Latino voters are still in search of a working-class agenda.
By Mike Madrid and Lucas Holtz
The education divide that has defined American politics over the last three election cycles has begun to appear in the country’s largest blue state, California. Democrats have captured and retained greater shares of college-educated voters in metro areas, but it has come at the expense of losing rural and blue-collar voters to the Republican Party.
The consequences of this realignment are reshaping the coalitions of both parties and will continue to have an endurable effect on electoral politics for a generation. For California, this trade-off has had the effect of Democrats flipping down-ballot House seats in suburban places like Orange County and northern Los Angeles County but losing races in the rural Central Valley. It could also exacerbate ethnic, class and geographic tensions within the Democratic Party.
In California, as with other states with large Latino populations, the educational realignment has become intertwined with Latino voters’ political shift to the right. California’s 17 most heavily Latino congressional districts (where a Republican and Democrat both ran in 2022) have an average college education rate 20% lower than the rest of the state. Every one of these districts swung right from the 2020 presidential election to the 2022 midterms, with an 11.2% aggregated shift. All but one of these 17 districts swung right from the blue wave of 2018 to this year’s 2022 midterm election. There were three competitive, toss-up districts among these 17, each of which Biden won in 2020 and Republicans managed to win this year.
Gov. Gavin Newsom was reelected with the strong support of 62% of Latino voters — but still two points lower than his first election in 2018. This translated into a marginal yet measurable rightward shift in California down-ballot congressional races statewide. In fact, Republicans won seven of California’s 10 most competitive congressional districts in 2022, and Latino voters had an outsize impact in the outcomes of almost every one of these 10 districts.
Relative to 2020, turnout this year, on average, was 13% points lower in the 17 most Latino-concentrated districts than the rest of the state. While there were regional differences, this turnout drop was evident across some of the most crucial Latino-concentrated counties in battleground states, where Latinos voted at lower rates than in both 2020 and 2018. Although turnout in the three most competitive Latino-concentrated races was marginally higher than the average of the 17 districts — enormously high spending on ads and ground operations likely brought it up — these districts still had lower turnout than the statewide average.As California has shown since the late 1990s, low turnout is a sign of weakness in a party’s base.
Low Latino turnout is a glaring red warning flag: Latino voters are increasingly on the fence about Democrats and Democratic economic priorities as much as they are about Republicans and Republican social and cultural priorities. However, if a party has to spend millions of dollars just to get what is considered a loyal constituency to show up and vote, and still isn’t enough to pull out wins in some of the most competitive Latino-concentrated districts, there may need to be a reexamination of what is considered a loyal constituency.
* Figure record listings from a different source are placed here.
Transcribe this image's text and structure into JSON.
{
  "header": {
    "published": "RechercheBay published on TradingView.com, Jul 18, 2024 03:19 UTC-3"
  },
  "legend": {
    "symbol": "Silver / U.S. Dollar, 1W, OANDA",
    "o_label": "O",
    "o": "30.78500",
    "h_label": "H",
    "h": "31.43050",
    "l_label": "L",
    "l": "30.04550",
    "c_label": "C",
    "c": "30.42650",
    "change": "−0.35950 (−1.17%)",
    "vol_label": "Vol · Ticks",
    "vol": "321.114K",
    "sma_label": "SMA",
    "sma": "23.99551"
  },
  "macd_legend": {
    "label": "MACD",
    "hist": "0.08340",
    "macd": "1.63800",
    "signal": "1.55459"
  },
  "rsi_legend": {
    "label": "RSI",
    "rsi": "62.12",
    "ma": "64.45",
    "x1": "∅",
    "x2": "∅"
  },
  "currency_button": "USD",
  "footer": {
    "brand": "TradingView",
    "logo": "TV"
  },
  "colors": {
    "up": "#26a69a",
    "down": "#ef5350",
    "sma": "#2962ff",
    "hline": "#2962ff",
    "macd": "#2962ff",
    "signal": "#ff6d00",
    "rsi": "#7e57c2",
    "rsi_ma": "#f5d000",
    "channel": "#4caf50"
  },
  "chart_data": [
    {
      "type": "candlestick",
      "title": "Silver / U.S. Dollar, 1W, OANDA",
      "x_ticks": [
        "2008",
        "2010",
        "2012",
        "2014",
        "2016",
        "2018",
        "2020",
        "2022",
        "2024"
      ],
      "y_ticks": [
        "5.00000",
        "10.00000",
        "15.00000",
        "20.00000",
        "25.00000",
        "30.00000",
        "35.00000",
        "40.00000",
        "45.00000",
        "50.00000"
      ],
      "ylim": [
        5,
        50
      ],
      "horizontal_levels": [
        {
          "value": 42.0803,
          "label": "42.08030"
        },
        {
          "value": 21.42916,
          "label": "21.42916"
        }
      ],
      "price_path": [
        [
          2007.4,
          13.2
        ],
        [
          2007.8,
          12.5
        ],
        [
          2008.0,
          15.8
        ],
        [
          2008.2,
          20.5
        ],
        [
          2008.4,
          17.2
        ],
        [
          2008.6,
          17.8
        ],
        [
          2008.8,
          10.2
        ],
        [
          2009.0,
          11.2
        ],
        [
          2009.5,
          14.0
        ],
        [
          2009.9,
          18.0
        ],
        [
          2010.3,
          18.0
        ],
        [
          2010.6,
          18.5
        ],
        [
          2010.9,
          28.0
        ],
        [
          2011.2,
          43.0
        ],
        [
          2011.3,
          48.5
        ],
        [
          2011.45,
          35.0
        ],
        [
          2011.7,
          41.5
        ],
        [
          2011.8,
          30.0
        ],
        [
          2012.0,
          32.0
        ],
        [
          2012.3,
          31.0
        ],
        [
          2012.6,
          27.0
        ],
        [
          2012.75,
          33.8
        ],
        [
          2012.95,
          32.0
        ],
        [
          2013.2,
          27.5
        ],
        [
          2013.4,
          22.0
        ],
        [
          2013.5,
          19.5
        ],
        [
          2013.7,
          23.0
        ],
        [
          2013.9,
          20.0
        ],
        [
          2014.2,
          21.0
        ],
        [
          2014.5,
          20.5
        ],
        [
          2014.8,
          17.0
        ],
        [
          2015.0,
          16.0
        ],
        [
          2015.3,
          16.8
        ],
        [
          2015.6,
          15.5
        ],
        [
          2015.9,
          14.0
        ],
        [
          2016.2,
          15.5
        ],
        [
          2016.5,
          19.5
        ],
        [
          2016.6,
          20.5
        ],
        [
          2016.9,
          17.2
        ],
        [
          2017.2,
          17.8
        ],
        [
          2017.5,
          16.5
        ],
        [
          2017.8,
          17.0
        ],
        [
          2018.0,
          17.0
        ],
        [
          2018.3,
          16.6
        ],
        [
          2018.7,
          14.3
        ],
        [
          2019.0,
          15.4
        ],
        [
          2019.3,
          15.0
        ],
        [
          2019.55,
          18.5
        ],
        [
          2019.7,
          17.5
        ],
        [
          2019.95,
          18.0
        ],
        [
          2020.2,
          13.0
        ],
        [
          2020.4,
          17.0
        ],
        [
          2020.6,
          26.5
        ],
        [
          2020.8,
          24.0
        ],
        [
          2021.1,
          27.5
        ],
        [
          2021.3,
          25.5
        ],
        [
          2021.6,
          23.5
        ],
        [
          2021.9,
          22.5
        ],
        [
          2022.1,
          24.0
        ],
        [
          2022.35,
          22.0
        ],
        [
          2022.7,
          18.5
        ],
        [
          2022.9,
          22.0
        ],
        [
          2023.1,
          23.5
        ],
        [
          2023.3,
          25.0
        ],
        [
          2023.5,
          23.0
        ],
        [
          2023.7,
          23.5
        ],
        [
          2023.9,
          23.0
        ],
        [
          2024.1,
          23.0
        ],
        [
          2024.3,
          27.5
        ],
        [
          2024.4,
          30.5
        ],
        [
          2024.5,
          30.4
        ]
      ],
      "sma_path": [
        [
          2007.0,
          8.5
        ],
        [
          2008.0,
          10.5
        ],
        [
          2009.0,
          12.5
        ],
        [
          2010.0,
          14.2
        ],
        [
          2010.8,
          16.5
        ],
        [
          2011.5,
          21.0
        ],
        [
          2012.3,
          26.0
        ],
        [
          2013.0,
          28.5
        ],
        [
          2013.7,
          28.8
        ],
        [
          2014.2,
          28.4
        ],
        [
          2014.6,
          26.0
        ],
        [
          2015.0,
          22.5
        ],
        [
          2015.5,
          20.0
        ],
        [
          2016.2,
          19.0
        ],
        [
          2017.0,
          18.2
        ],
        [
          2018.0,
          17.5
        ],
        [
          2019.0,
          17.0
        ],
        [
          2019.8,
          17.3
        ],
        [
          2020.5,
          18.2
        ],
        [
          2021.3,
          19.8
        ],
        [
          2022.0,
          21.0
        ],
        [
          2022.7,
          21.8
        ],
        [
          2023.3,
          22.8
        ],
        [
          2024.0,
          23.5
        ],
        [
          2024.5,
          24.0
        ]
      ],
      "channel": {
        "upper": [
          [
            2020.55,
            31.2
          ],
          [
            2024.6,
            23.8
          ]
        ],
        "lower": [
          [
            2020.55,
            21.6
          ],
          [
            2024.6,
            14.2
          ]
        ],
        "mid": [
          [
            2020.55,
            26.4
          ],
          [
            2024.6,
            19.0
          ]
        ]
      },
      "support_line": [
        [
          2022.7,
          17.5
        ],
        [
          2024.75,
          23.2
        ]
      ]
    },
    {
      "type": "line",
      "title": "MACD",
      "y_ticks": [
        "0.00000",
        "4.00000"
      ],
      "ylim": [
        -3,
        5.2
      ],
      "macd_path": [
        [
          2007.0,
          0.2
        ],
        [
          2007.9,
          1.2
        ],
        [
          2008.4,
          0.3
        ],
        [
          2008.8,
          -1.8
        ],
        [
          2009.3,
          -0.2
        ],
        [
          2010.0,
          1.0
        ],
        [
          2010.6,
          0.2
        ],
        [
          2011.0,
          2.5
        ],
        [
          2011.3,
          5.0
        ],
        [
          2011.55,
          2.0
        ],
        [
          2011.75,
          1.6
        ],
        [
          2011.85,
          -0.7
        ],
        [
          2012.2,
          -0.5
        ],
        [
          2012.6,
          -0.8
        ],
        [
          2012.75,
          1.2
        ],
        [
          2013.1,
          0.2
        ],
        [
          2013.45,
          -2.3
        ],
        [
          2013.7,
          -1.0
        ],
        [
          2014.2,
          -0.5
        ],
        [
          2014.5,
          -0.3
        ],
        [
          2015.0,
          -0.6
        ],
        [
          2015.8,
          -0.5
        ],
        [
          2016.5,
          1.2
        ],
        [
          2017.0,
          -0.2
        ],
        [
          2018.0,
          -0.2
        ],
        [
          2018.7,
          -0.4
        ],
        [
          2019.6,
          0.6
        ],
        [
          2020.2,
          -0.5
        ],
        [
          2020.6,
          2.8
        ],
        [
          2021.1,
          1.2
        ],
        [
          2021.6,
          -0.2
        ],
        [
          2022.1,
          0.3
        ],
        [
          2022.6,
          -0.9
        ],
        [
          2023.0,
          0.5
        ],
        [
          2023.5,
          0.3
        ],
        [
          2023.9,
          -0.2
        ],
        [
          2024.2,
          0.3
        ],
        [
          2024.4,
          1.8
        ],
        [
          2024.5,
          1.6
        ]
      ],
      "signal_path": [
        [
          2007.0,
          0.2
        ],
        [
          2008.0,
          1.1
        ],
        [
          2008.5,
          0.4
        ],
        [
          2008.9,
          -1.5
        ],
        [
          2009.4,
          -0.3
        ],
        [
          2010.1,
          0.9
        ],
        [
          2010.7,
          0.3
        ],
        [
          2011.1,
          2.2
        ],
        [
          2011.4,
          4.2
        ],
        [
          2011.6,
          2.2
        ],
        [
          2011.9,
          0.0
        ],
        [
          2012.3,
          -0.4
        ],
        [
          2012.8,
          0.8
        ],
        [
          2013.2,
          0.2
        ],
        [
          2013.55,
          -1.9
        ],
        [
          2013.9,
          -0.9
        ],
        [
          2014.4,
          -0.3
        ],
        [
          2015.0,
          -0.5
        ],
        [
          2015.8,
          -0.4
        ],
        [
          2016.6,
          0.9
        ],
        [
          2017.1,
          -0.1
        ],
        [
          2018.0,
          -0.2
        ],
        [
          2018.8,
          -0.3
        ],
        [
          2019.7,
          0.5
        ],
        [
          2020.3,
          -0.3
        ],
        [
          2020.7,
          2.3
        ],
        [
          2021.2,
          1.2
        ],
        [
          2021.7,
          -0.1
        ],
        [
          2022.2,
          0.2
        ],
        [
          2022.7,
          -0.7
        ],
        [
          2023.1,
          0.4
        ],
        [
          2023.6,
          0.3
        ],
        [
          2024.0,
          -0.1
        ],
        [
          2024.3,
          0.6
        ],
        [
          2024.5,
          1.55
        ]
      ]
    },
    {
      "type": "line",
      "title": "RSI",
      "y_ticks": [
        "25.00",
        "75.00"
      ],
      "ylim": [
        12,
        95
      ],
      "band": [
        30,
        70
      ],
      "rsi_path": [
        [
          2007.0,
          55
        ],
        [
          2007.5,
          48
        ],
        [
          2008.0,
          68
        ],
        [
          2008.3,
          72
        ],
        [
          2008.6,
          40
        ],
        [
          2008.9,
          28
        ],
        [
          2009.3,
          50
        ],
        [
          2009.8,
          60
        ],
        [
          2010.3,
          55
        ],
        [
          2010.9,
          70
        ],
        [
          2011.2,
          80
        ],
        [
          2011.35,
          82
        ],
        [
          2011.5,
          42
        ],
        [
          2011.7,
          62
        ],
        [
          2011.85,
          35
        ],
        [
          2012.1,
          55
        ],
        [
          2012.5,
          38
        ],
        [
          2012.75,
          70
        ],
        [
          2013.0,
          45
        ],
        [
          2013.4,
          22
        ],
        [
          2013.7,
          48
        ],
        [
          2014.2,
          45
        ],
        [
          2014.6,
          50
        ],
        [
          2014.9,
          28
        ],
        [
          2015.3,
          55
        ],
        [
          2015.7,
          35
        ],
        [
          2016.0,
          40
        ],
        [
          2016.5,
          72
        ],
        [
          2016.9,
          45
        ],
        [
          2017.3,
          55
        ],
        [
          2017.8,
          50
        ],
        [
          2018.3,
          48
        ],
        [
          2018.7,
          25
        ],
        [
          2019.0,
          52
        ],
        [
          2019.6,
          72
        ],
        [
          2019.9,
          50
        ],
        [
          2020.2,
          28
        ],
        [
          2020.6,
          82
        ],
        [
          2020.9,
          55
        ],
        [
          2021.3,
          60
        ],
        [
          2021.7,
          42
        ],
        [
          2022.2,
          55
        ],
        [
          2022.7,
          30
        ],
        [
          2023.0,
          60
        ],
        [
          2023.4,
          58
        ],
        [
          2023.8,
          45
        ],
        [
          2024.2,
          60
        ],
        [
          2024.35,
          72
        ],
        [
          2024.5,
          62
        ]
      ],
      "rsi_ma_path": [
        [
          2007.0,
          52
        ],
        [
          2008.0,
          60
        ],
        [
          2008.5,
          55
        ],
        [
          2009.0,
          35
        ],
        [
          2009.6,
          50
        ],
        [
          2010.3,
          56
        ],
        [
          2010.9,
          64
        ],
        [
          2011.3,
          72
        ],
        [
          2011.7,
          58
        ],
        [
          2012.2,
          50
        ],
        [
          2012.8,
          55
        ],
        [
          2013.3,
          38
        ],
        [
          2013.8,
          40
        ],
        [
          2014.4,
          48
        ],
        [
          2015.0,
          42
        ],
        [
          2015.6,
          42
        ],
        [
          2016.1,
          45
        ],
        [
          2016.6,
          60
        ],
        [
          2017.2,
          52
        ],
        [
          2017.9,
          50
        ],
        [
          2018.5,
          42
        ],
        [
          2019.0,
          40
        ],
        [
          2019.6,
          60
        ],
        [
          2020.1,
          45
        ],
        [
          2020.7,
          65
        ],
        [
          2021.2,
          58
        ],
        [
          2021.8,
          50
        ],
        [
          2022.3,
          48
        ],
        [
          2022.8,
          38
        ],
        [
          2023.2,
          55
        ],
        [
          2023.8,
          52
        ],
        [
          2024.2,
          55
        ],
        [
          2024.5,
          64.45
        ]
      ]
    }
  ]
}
There is growing evidence that the cultural and ethnic issues that Democrats have used for decades to win Latinos may be dissipating as economic issues take hold in the fastest-growing segment of California’s working class. The backlash to the Supreme Court overturning Roe vs. Wade, the recent memory of the Uvalde school shooting and the constant drumbeat of MAGA extremism may have been enough to keep swing Latino voters in the Democratic column, but these issues become less motivating as Latino voters are disproportionately affected by rising living costs, steep housing prices and the employment damage done by the pandemic.
Discontent with the economy was not isolated to any one demographic this year, but Latinos have overwhelmingly prioritized the cost of living, the economy and the value of hard work over the last two election cycles. According to AP Votecast, among California voters who said that the economy was the most important issue facing the country, Newsom lost to Republican Brian Dahle by 8 points, 54% to 46% (42% of the California electorate). And data from a recent post-election survey conducted by Navigator Research, a Democratic firm, showed that 70% of Hispanic voters nationwide, across age and gender, rated the economy negatively, and 55% said it was getting worse.
Democrats and Republicans have yet to engage in an earnest and honest conversation about what they need to do to secure Latino voters in the future. California Democrats have a unique opportunity to lead the nation in building a strong working-class agenda beyond government programs to win back blue-collar workers, especially Latino voters. Republicans are making headway by focusing on economic populist issues that work with Latino, white and Black working-class voters alike.
Latino voters want to see real changes in their day-to-day lives — in wages, in job opportunities and prices at the grocery store and the gas pump. California’s income inequality divide is the largest it’s been since the Great Recession. Pressures on the disappearing middle class are getting worse, not better.
Running against Republicans has been a successful tactic for a generation of California Democrats seeking Latino support, but it’s not going to be sufficient. It now requires showing up in Latino communities, being aspirational about the future of the country and committing to a working-class agenda, in rhetoric and policy, that delivers for Latino voters.
Mike Madrid is a co-host of The Latino Vote podcast, a Republican consultant and co-founder of The Lincoln Project. Lucas Holtz is a Democratic political analyst at Third Way.